The chanting teenagers were a nice touch, the whole eyes of the warlock, I liked that. The descriptions are a little long and the beats are really distracting. Other than that, it read easily enough for me.
No comments read before. Non-native speaker – take it or leave it.
The Addicts of Eastwick
Hello!
There are many implausible thing I want to mention first:
1. Taking real cocaine has an immediate effect even on high addictives, who take it all day. You nearly start to get high while taking it. Here it's like eating snickers.
2. The very latest moment here, when the cops finally must had to take their guns for protection is the "jars filled with eyeballs"-thing.
3. Why don't they shoot at the teens? Since meeting the warlock, the cops must know it's not a place of innocent, without any doubt. Why, one cop does suicide in that moment?
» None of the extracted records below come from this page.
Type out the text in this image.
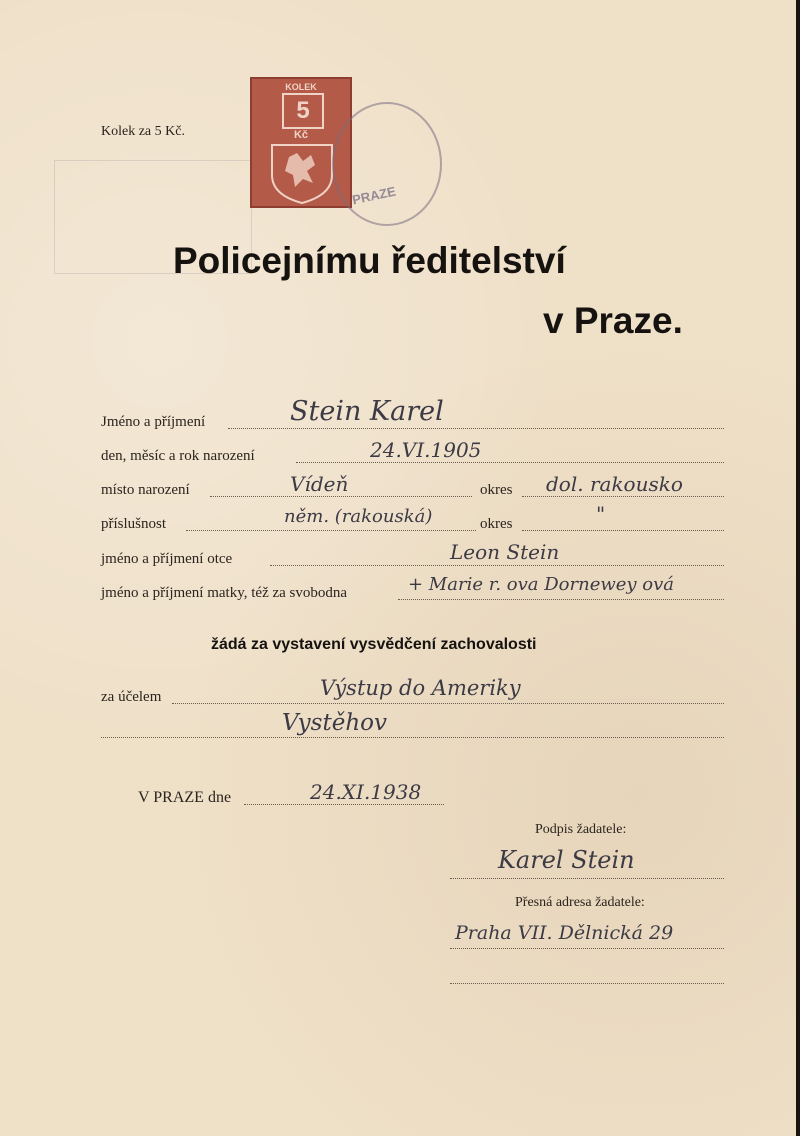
Kolek za 5 Kč.
KOLEK
5
Kč
PRAZE
Policejnímu ředitelství
v Praze.
Jméno a příjmení	Stein Karel
den, měsíc a rok narození	24.VI.1905
místo narození	Vídeň	okres dol. rakousko
příslušnost	něm. (rakouská)	okres	"
jméno a příjmení otce	Leon Stein
jméno a příjmení matky, též za svobodna	+ Marie r. ova Dornewey ová
žádá za vystavení vysvědčení zachovalosti
za účelem	Výstup do Ameriky
Vystěhov
V PRAZE dne	24.XI.1938
Podpis žadatele:
Karel Stein
Přesná adresa žadatele:
Praha VII. Dělnická 29
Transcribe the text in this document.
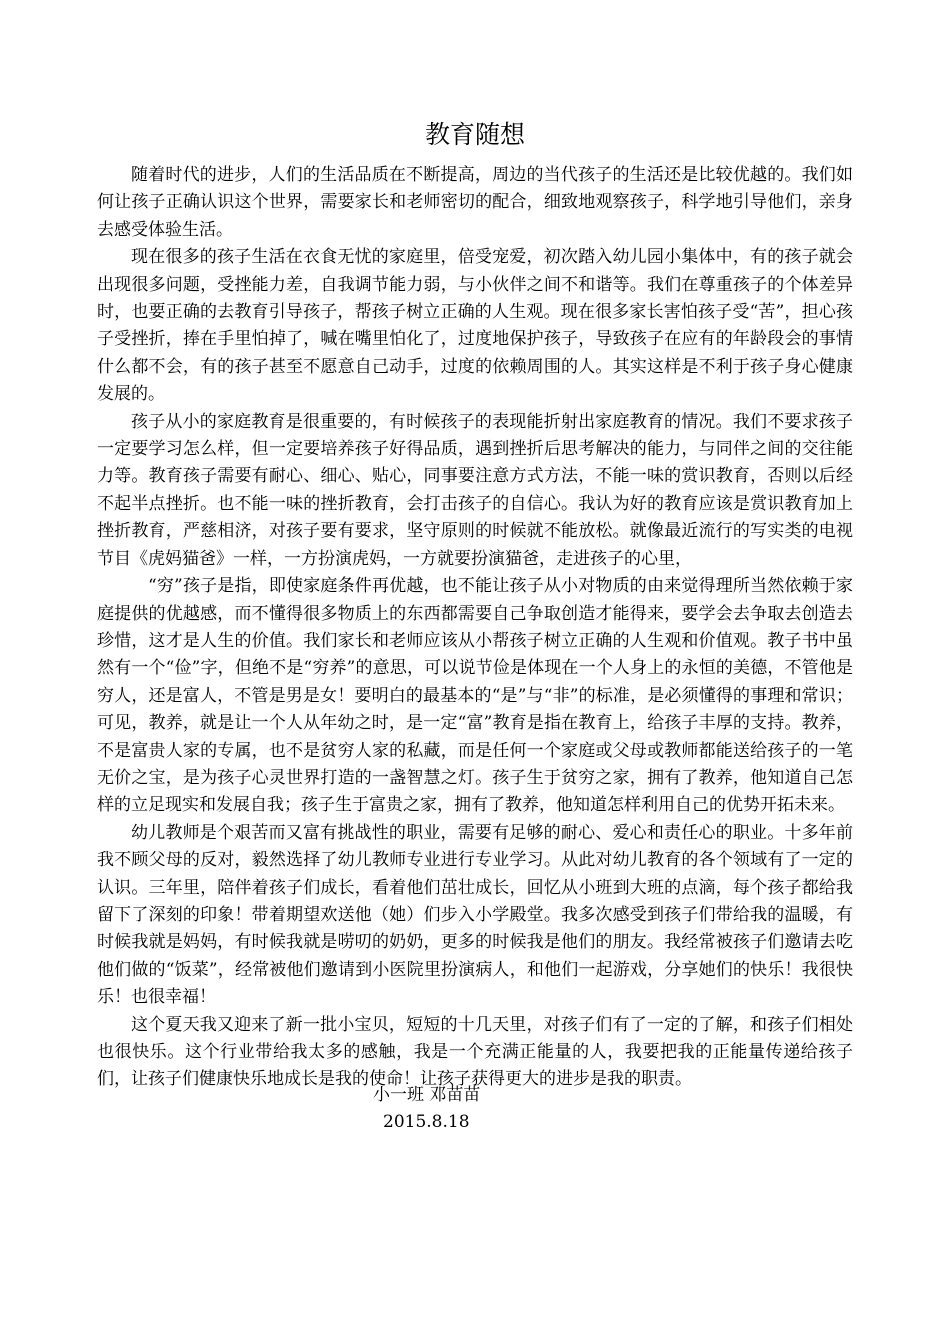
教育随想

随着时代的进步，人们的生活品质在不断提高，周边的当代孩子的生活还是比较优越的。我们如何让孩子正确认识这个世界，需要家长和老师密切的配合，细致地观察孩子，科学地引导他们，亲身去感受体验生活。

现在很多的孩子生活在衣食无忧的家庭里，倍受宠爱，初次踏入幼儿园小集体中，有的孩子就会出现很多问题，受挫能力差，自我调节能力弱，与小伙伴之间不和谐等。我们在尊重孩子的个体差异时，也要正确的去教育引导孩子，帮孩子树立正确的人生观。现在很多家长害怕孩子受“苦”，担心孩子受挫折，捧在手里怕掉了，喊在嘴里怕化了，过度地保护孩子，导致孩子在应有的年龄段会的事情什么都不会，有的孩子甚至不愿意自己动手，过度的依赖周围的人。其实这样是不利于孩子身心健康发展的。

孩子从小的家庭教育是很重要的，有时候孩子的表现能折射出家庭教育的情况。我们不要求孩子一定要学习怎么样，但一定要培养孩子好得品质，遇到挫折后思考解决的能力，与同伴之间的交往能力等。教育孩子需要有耐心、细心、贴心，同事要注意方式方法，不能一味的赏识教育，否则以后经不起半点挫折。也不能一味的挫折教育，会打击孩子的自信心。我认为好的教育应该是赏识教育加上挫折教育，严慈相济，对孩子要有要求，坚守原则的时候就不能放松。就像最近流行的写实类的电视节目《虎妈猫爸》一样，一方扮演虎妈，一方就要扮演猫爸，走进孩子的心里，

“穷”孩子是指，即使家庭条件再优越，也不能让孩子从小对物质的由来觉得理所当然依赖于家庭提供的优越感，而不懂得很多物质上的东西都需要自己争取创造才能得来，要学会去争取去创造去珍惜，这才是人生的价值。我们家长和老师应该从小帮孩子树立正确的人生观和价值观。教子书中虽然有一个“俭”字，但绝不是“穷养”的意思，可以说节俭是体现在一个人身上的永恒的美德，不管他是穷人，还是富人，不管是男是女！要明白的最基本的“是”与“非”的标准，是必须懂得的事理和常识；可见，教养，就是让一个人从年幼之时，是一定“富”教育是指在教育上，给孩子丰厚的支持。教养，不是富贵人家的专属，也不是贫穷人家的私藏，而是任何一个家庭或父母或教师都能送给孩子的一笔无价之宝，是为孩子心灵世界打造的一盏智慧之灯。孩子生于贫穷之家，拥有了教养，他知道自己怎样的立足现实和发展自我；孩子生于富贵之家，拥有了教养，他知道怎样利用自己的优势开拓未来。

幼儿教师是个艰苦而又富有挑战性的职业，需要有足够的耐心、爱心和责任心的职业。十多年前我不顾父母的反对，毅然选择了幼儿教师专业进行专业学习。从此对幼儿教育的各个领域有了一定的认识。三年里，陪伴着孩子们成长，看着他们茁壮成长，回忆从小班到大班的点滴，每个孩子都给我留下了深刻的印象！带着期望欢送他（她）们步入小学殿堂。我多次感受到孩子们带给我的温暖，有时候我就是妈妈，有时候我就是唠叨的奶奶，更多的时候我是他们的朋友。我经常被孩子们邀请去吃他们做的“饭菜”，经常被他们邀请到小医院里扮演病人，和他们一起游戏，分享她们的快乐！我很快乐！也很幸福！

这个夏天我又迎来了新一批小宝贝，短短的十几天里，对孩子们有了一定的了解，和孩子们相处也很快乐。这个行业带给我太多的感触，我是一个充满正能量的人，我要把我的正能量传递给孩子们，让孩子们健康快乐地成长是我的使命！让孩子获得更大的进步是我的职责。

小一班 邓苗苗
2015.8.18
4. Even corrupt cops, drug addictive cops, don't speak in scatology all time. The mood gets completely into satire. I don't know if you wanted so, but I would prefer making it in another way:
The pictures are cool and the drug-cops watching their dealer is a creative effort with much potential. I think you can get it real dark and creepy, if you cut the first 4 min. into 1. Let him get a cocaine-kick, introduce the fact that they want to buy new stuff, and rest them at the end of the page in front of the closed door. Just show. No satire elements.
It seems to me you followed the wrong way with that entire cool cop talking. Only their manner makes them cool, talk, talk, talk, does the opposite here. You sell yourself at less value IMO. There would be more, if you take it serious, and be funny in a way I don't see coming.